Benjamin Franklin Kieth: Father of Vaudeville
Kieth earned his name as the father of American Vaudeville in the late 1800s. He established a one-of-a-kind museum in Massachusetts featuring acts that would become common to Vaudeville performances, such as the now insensitive-sounding “Baby Alice the Midget Wonder.” He went on to establish the Bijou Theatre, where strictly enforced policies of cleanliness and lack of vulgarity led to his success. He is cited as a skilled producer, combining “high” and “low” theatre into one appealing collection of acts. He used new and familiar acts, inspiring audience members from all walks of life to attend his theatre.
Inspired by his success, similar theatre, known as “palaces,” began popping up around the country. By the late 1800s, there were collections of theatres around the country. For a period of time, Kieth operated what was known as a “continuous.” That is a performance that ran 12 hours a day, providing constant entertainment. This allowed as many different people as possible to attend the shows.
Vaudeville left an interesting and complicated legacy. It was key to the success of later radio, film, and television productions and the broader development of comedy. The structure of one host introducing multiple acts has been used since. For example, in The Ed Sullivan Show and Late Night with David Letterman.
Also of note is the popularity of words like “flop” and “gag,” both of which originated with vaudeville.
Example of Vaudeville Theatre
The Passing Show
The Passing Show was a musical, theatrical production that was presented in 1894 by George Lederer. It was one of the earliest musical revues on Broadway and helped to inspire that which followed. The performance included songs like ‘Old Before His Time’ and ‘The Fellow That Played the Drum.’
Vaudeville left its greatest mark on film and cinema. The “palaces” that once hosted Vaudeville entertainment were transitioned into cinemas. Additionally, the legacy of Vaudeville lived on in the form of late-night comedy and variety shows.
Film and radio killed Vaudeville. These cheaper and easier-to-access forms of entertainment eventually led to the death of Vaudeville. Often, the shift of New York City’s Palace Theatre from vaudeville to cinema in 1932 is cited as the official date that Vaudeville “died.”
The purpose was to entertain. Vaudeville performances were crafted so that they would appeal to as many different types of people as possible. They brought “high” and “low” entertainment together as well as the upper, middle, and lower classes.
Some of the major stars of Vaudeville included Will Rogers, Bob Hope, Burns & Allen, and Fanny Brice.
Related Literary Terms
- Farce: a genre of comedic literature. It uses exaggerated and outrageous situations to create humor and make the audience laugh.
- Satire: used to analyze behaviors to make fun of, criticize, or chastise them in a humorous way.
- Comedy: a humorous and entertaining genre of literature, film, and television.

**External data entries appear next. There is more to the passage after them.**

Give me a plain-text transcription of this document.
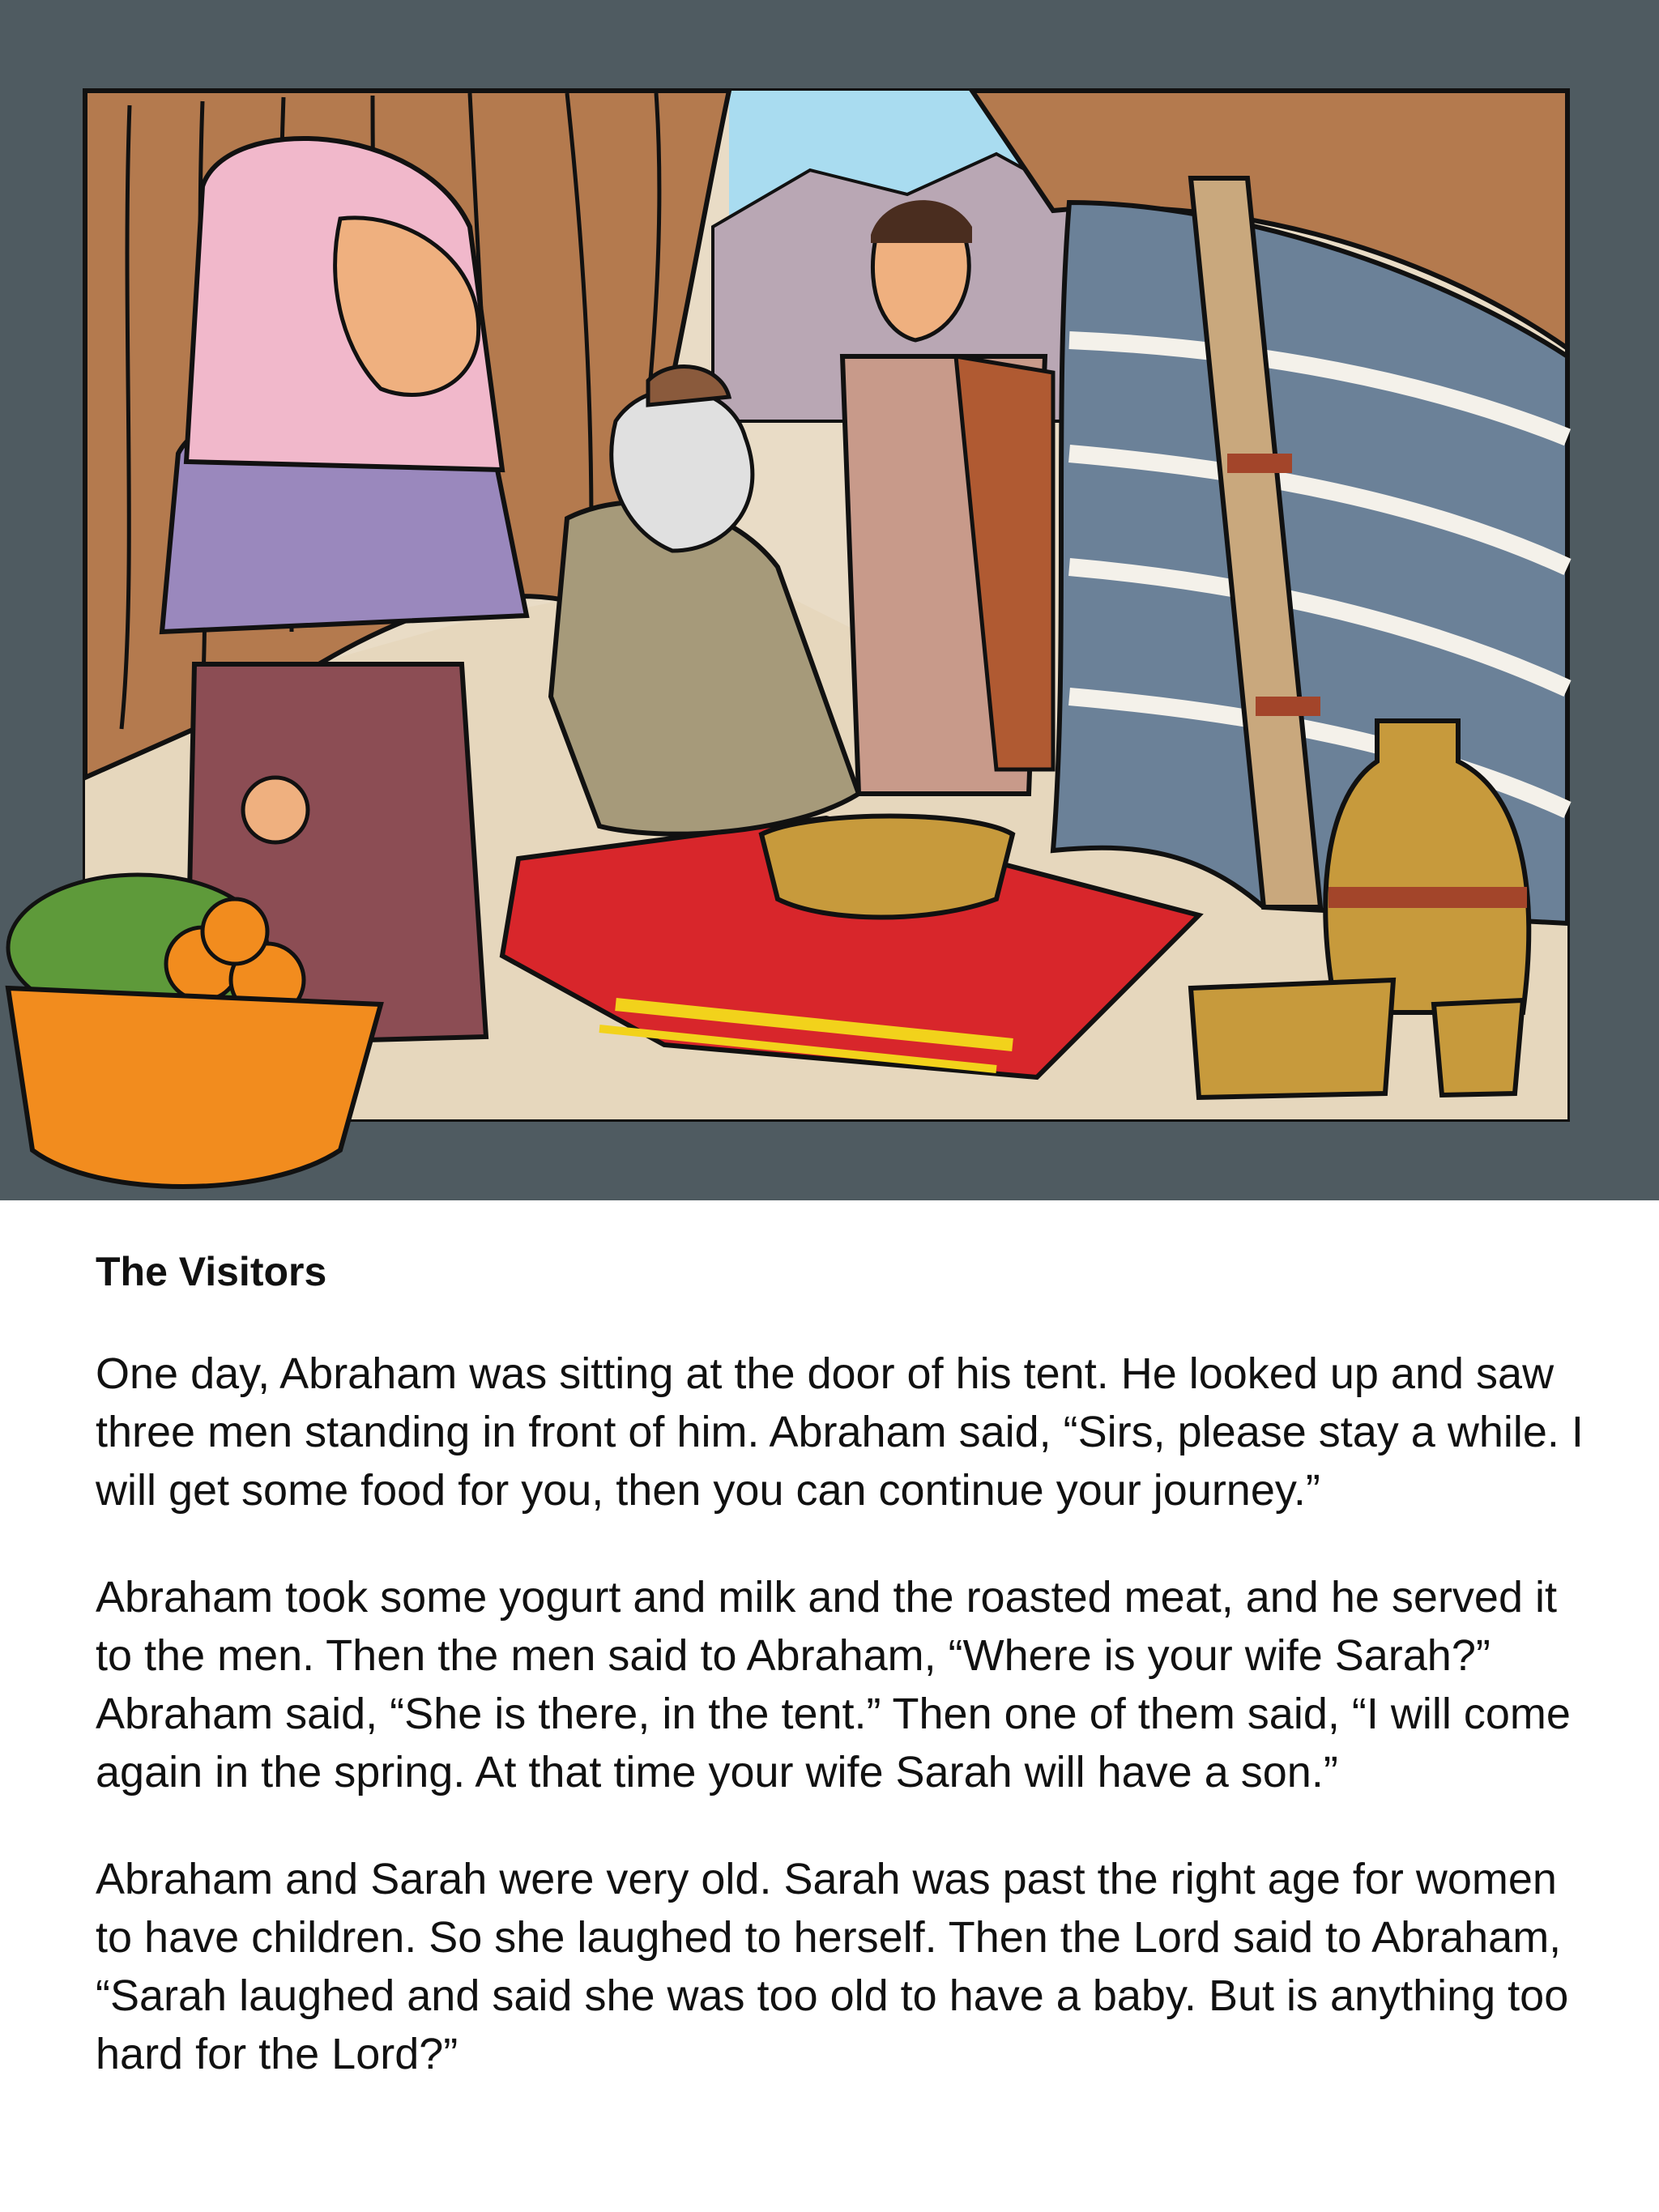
The Visitors

One day, Abraham was sitting at the door of his tent. He looked up and saw three men standing in front of him. Abraham said, “Sirs, please stay a while. I will get some food for you, then you can continue your journey.”

Abraham took some yogurt and milk and the roasted meat, and he served it to the men. Then the men said to Abraham, “Where is your wife Sarah?” Abraham said, “She is there, in the tent.” Then one of them said, “I will come again in the spring. At that time your wife Sarah will have a son.”

Abraham and Sarah were very old. Sarah was past the right age for women to have children. So she laughed to herself. Then the Lord said to Abraham, “Sarah laughed and said she was too old to have a baby. But is anything too hard for the Lord?”
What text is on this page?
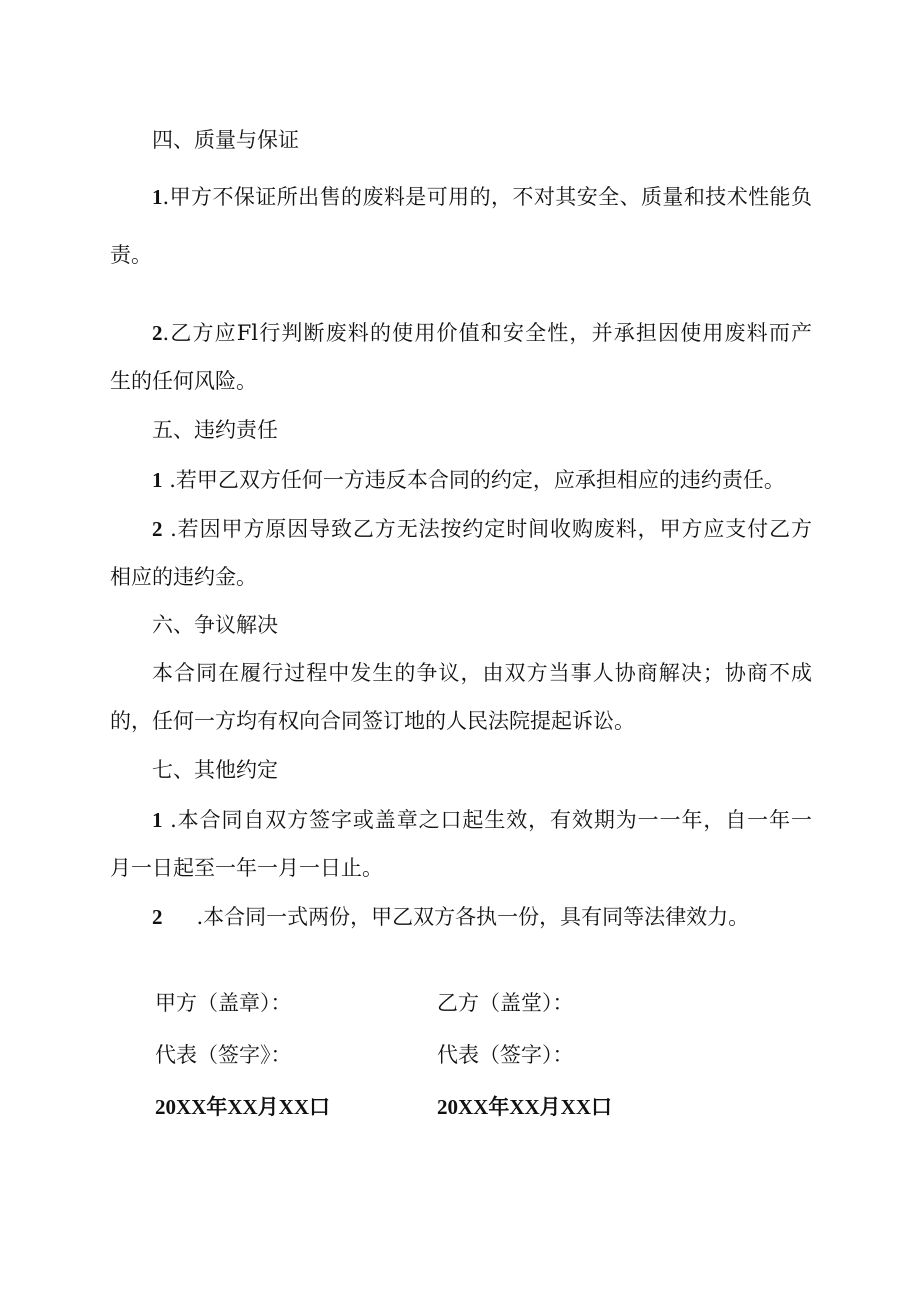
四、质量与保证
1.甲方不保证所出售的废料是可用的，不对其安全、质量和技术性能负
责。
2.乙方应Fl行判断废料的使用价值和安全性，并承担因使用废料而产
生的任何风险。
五、违约责任
1 .若甲乙双方任何一方违反本合同的约定，应承担相应的违约责任。
2 .若因甲方原因导致乙方无法按约定时间收购废料，甲方应支付乙方
相应的违约金。
六、争议解决
本合同在履行过程中发生的争议，由双方当事人协商解决；协商不成
的，任何一方均有权向合同签订地的人民法院提起诉讼。
七、其他约定
1 .本合同自双方签字或盖章之口起生效，有效期为一一年，自一年一
月一日起至一年一月一日止。
2 .本合同一式两份，甲乙双方各执一份，具有同等法律效力。
甲方（盖章）：	乙方（盖堂）：
代表（签字》：	代表（签字）：
20XX年XX月XX口	20XX年XX月XX口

- Aphorism: are short, serious, humorous, and philosophical truths about life.
- Black Humor: a literary device that’s used in all forms of literature in order to discuss taboo subjects in a less distressing way.
- Play: a form of writing for theatre. It is divided into acts and scenes.
- Act: a primary division of a dramatic work, like a play, film, opera, or other performance. The act is made up of shorter scenes.